He looked alarmed. “You’ll be too early.”
I juggled the car keys in my hand and reached for the briefcase and the bag. James moved quickly across to block me.
I brushed him aside roughly. “Look, there are no rules in this game no matter what they say on telly. It’s a game of chance. You can’t tell what’s the right thing to do and what’s not. But I’ll tell you two things I’m not going to do. One, I’m not going to walk into a park in Balmain after dark carrying a hundred and five thousand bucks without having a look around first. And two, I’m not going to leave myself stranded there with no transport. Sit down. Look, I’ll drive to Balmain, scout around and then get a taxi. Got it? Have another drink. Have a couple.”
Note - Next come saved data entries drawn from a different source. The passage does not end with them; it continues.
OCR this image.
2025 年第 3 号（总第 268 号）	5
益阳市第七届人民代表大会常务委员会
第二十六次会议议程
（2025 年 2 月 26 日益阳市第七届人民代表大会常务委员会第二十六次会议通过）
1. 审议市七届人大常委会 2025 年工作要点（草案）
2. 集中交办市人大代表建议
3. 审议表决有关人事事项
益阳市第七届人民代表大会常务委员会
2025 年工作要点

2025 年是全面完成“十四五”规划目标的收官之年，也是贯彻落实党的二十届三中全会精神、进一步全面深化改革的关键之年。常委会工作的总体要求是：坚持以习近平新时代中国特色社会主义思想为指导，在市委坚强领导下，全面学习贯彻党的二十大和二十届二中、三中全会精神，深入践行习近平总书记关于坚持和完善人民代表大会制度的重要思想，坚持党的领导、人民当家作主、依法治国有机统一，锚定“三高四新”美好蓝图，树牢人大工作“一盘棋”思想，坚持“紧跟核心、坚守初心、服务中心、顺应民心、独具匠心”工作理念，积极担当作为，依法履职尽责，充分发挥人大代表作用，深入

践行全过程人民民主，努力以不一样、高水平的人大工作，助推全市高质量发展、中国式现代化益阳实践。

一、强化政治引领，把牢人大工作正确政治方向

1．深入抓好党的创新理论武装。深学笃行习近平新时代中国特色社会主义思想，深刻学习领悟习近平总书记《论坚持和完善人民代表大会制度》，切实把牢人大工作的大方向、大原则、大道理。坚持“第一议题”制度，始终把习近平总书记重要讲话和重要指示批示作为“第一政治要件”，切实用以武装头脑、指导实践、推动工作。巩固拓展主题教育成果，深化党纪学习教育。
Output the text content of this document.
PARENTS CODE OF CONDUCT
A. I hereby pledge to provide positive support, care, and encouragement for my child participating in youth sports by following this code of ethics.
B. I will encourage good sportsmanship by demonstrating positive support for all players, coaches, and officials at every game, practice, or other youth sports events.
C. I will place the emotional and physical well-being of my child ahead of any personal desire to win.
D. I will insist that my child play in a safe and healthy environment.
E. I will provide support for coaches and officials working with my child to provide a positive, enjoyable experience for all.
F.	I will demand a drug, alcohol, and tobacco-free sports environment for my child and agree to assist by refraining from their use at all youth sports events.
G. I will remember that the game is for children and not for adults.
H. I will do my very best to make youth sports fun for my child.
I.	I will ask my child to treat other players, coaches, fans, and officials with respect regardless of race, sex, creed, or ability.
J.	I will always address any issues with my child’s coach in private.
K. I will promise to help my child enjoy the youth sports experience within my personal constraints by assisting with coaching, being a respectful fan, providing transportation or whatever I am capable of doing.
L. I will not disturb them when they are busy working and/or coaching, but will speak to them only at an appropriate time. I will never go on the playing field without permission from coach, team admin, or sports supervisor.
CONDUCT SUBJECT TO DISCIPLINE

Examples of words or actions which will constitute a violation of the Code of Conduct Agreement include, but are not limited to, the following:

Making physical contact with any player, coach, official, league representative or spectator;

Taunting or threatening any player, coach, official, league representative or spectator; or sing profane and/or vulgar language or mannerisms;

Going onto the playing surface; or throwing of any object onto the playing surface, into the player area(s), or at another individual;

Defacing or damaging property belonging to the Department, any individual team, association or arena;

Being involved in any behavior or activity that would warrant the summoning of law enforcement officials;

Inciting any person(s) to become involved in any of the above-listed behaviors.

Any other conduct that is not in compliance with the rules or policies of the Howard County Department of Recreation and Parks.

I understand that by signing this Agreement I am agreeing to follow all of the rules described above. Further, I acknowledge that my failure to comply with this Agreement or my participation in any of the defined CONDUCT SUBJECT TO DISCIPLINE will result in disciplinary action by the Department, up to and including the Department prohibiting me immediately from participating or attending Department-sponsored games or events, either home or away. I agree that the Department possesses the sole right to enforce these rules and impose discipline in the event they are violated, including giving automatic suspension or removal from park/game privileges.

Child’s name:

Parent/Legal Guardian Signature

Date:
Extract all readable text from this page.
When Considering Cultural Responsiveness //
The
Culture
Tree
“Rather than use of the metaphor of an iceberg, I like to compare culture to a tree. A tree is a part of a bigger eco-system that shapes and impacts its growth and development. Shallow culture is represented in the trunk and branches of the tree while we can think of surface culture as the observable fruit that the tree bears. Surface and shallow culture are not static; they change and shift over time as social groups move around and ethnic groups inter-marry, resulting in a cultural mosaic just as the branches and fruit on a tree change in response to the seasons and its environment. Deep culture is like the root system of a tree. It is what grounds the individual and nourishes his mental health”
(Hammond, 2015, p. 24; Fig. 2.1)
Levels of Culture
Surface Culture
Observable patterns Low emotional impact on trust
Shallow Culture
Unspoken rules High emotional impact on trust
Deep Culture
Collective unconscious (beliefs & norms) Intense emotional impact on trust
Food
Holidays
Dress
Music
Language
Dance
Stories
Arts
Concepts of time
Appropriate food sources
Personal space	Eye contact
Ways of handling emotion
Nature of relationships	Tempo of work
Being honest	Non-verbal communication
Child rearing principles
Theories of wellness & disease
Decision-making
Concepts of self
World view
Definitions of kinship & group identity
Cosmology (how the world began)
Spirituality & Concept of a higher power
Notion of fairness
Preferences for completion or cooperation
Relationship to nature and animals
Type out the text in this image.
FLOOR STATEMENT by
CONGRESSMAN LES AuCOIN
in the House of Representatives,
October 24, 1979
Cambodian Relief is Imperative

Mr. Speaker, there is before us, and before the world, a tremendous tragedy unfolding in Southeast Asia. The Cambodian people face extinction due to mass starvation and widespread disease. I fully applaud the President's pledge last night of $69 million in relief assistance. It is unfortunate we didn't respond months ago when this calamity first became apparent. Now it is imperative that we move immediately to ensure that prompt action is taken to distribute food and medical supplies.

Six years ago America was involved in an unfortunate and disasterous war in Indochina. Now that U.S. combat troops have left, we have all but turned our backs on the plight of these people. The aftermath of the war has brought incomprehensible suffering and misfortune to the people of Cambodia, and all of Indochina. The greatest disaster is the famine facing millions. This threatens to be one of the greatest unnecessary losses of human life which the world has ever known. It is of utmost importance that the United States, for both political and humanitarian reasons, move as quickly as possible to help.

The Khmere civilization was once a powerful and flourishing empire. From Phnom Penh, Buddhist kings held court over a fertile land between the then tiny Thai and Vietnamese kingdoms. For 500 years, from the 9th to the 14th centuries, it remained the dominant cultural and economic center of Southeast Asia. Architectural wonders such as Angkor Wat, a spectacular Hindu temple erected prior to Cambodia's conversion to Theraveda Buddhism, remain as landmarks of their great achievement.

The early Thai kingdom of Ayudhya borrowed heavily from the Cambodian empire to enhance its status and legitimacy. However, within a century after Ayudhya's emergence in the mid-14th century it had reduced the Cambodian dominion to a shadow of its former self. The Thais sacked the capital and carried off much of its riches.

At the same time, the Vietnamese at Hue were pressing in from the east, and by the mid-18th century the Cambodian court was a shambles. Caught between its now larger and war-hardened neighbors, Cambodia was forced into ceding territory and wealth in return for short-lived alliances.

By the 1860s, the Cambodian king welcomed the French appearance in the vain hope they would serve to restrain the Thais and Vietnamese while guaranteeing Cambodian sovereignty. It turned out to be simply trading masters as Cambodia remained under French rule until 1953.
He looked relieved. “Sorry. I didn’t mean to tell you your business.”
“You’ve got a right,” I said more gently. “It’s your girl and your money.” He started to speak and I held up my hand. “I know, I know, you don’t care about the money. I’ve got to go. I’ll call you when I know something.”
Thick dark clouds had blotted out the fine afternoon and heavy rain was falling when I climbed into the Celica and stowed the money on the back seat. A strong wind was whipping the rain around and the spray from other cars cut down the visibility. I crept through the city and picked up speed over the Glebe Island bridge where the lighting was good and the roads were clear. I reached Terry Street half an hour before the appointed time, parked the car in a lane and worked up to the edge of the park using what cover I could. The wind bit in through the light parka and the thought of leaving that much money in the car nagged at me. The .38 inside the jacket where I’d slashed the pocket and reinforced the lining was heavy but a comfort. It was slow to get at it but it was there.
The park runs down from the road to the water and ends in a narrow peninsula with steep, rocky sides. It’s bounded by a residential street on one side and by the Dawn Fraser pool and some gardens on the other. The park is about six hundred yards deep and is sixty or seventy yards wide at its broadest point. The rotunda sits in the middle like a salt dish on a table. I hadn’t seen it for years but I remembered its vandalised wall linings and smashed fittings and it was unlikely to have changed. I moved up from the street to a point behind a toilet block at the edge of the park and peered into the gloom.
Nothing was moving except one of a pair of swings which creaked like a door in a Gothic mansion. The slides and turnabout were weird, inter-stellar shapes against the harbour mist and drops of water splattered down on me from the ancient Moreton Bay figs. I waited and watched for ten minutes then eased back down to the street. I went back to the car, got in and wrote down the serial numbers of the money in Saul James’ bag, then I transferred Tarelton’s cash to the soft bag. I walked up to Darling Street holding the bag and trying to feel confident. A taxi U-turned at my whistle and pulled up beside me, splashing water on my legs.
The driver pushed open the front passenger door. “Sorry mate. Where to?”
I got in and took out a two-dollar note. “Around the block and drop me at the entrance to the park. It’s a two-dollar ride.”
He looked at me quickly, the Sydneysider’s suspicion of parks and perverts showing in his eyes but he shrugged and slipped the car into gear.
“You’re the boss.”
He did the circuit in second and I tried to push an unwanted image from my mind — it was a picture I’d seen of ex-President Gerald Ford looking bulky and unsure in a bullet-proof vest.
I paid off the cab outside the arched sandstone entrance
to the park. The pistol butt was cold and hard in my right hand and the plastic handle of the bag was slimy in my left as I went down the short flight of stone steps.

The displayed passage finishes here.